The COO format is natural for stencil assembly: loop over grid points and push entries into lists.

import mlx.core as mx
import numpy as np
import mlx_sparse as ms


def laplacian_2d(n: int) -> ms.CSRArray:
    rows: list[int] = []
    cols: list[int] = []
    vals: list[float] = []

    def idx(i: int, j: int) -> int:
        return i * n + j

    for i in range(n):
        for j in range(n):
            center = idx(i, j)
            # Self connection.
            rows.append(center)
            cols.append(center)
            vals.append(4.0)
            # Neighbors (only if in bounds).
            for ni, nj in ((i-1, j), (i+1, j), (i, j-1), (i, j+1)):
                if 0 <= ni < n and 0 <= nj < n:
                    rows.append(center)
                    cols.append(idx(ni, nj))
                    vals.append(-1.0)

    data = mx.array(np.asarray(vals, dtype=np.float32))
    row  = mx.array(np.asarray(rows, dtype=np.int32))
    col  = mx.array(np.asarray(cols, dtype=np.int32))

    return ms.coo_array((data, (row, col)), shape=(n*n, n*n)).tocsr(canonical=True)

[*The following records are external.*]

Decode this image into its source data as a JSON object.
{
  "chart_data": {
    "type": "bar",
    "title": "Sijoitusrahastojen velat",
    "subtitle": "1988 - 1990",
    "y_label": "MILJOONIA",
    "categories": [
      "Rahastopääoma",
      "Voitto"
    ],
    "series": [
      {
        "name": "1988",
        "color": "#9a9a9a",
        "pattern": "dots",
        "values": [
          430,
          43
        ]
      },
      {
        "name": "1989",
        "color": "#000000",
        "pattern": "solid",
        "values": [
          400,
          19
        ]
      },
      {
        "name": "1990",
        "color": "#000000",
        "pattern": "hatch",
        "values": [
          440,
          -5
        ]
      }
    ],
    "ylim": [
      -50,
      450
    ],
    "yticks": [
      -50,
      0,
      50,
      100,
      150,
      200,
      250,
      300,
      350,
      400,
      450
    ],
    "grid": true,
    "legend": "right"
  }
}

The stencil produces no duplicate entries (each (i, j) pair appears at most once in the loop), so canonical=True here only sorts the column indices. The nnz count does not change.

Examining the matrix#

ms.use_cpu()   # construction always runs on CPU
L = laplacian_2d(4)   # 16x16 matrix for a 4x4 grid

print(f"shape:  {L.shape}")    # (16, 16)
print(f"nnz:    {L.nnz}")      # 52 = 16*4 minus boundary connections
print(f"density: {L.nnz / (16**2):.3f}")   # ~0.20

mx.eval(L.data)
print("unique values:", set(float(v) for v in np.array(L.data)))
# {4.0, -1.0}

Running on GPU#

Select GPU before construction to keep fixed-shape conversion and product operations on the Metal path.

ms.use_gpu()
L = laplacian_2d(16)              # 256x256 sparse Laplacian

x = mx.array(np.ones(256, dtype=np.float32))
y = L @ x
mx.eval(y)
print(np.array(y)[:8])
# Expected: interior points yield 0 (sum over 4 neighbors each -1, self +4,
# but with all ones as input: 4 - num_neighbors = 0 for interior).

Verifying the result#

The Laplacian applied to a constant vector produces a boundary-indicator vector: interior points give 0 (their 4 neighbors each contribute −1 while the diagonal is +4), while boundary points give a positive value proportional to how many neighbors they are missing.

y_np = np.array(y)
n = 16
for i in range(n):
    for j in range(n):
        k = i * n + j
        num_neighbors = (
            (i > 0) + (i < n-1) + (j > 0) + (j < n-1)
        )
        expected = 4 - num_neighbors   # 0 for interior, 1/2 for boundary
        assert abs(y_np[k] - expected) < 1e-5, f"failed at ({i},{j})"
print("all entries correct!")

Running the example script#

The repository ships the same example as a standalone script:

python examples/finite_difference_2d.py --device gpu
python examples/finite_difference_2d.py --device cpu

The script assembles the 16x16 grid Laplacian and computes L @ ones on the selected MLX device.

Performance notes#

For the 2D Laplacian, each row has exactly 3, 4, or 5 non-zeros, so row lengths are very uniform. This is the best case for the scalar row Metal kernel: load imbalance is minimal and GPU utilization is strong. For a 128x128 grid (16,384x16,384 matrix with ~82K non-zeros), the Metal kernel should comfortably outperform both the CPU kernel and dense MLX matmul.

See Performance guide for guidance on benchmarking this workload.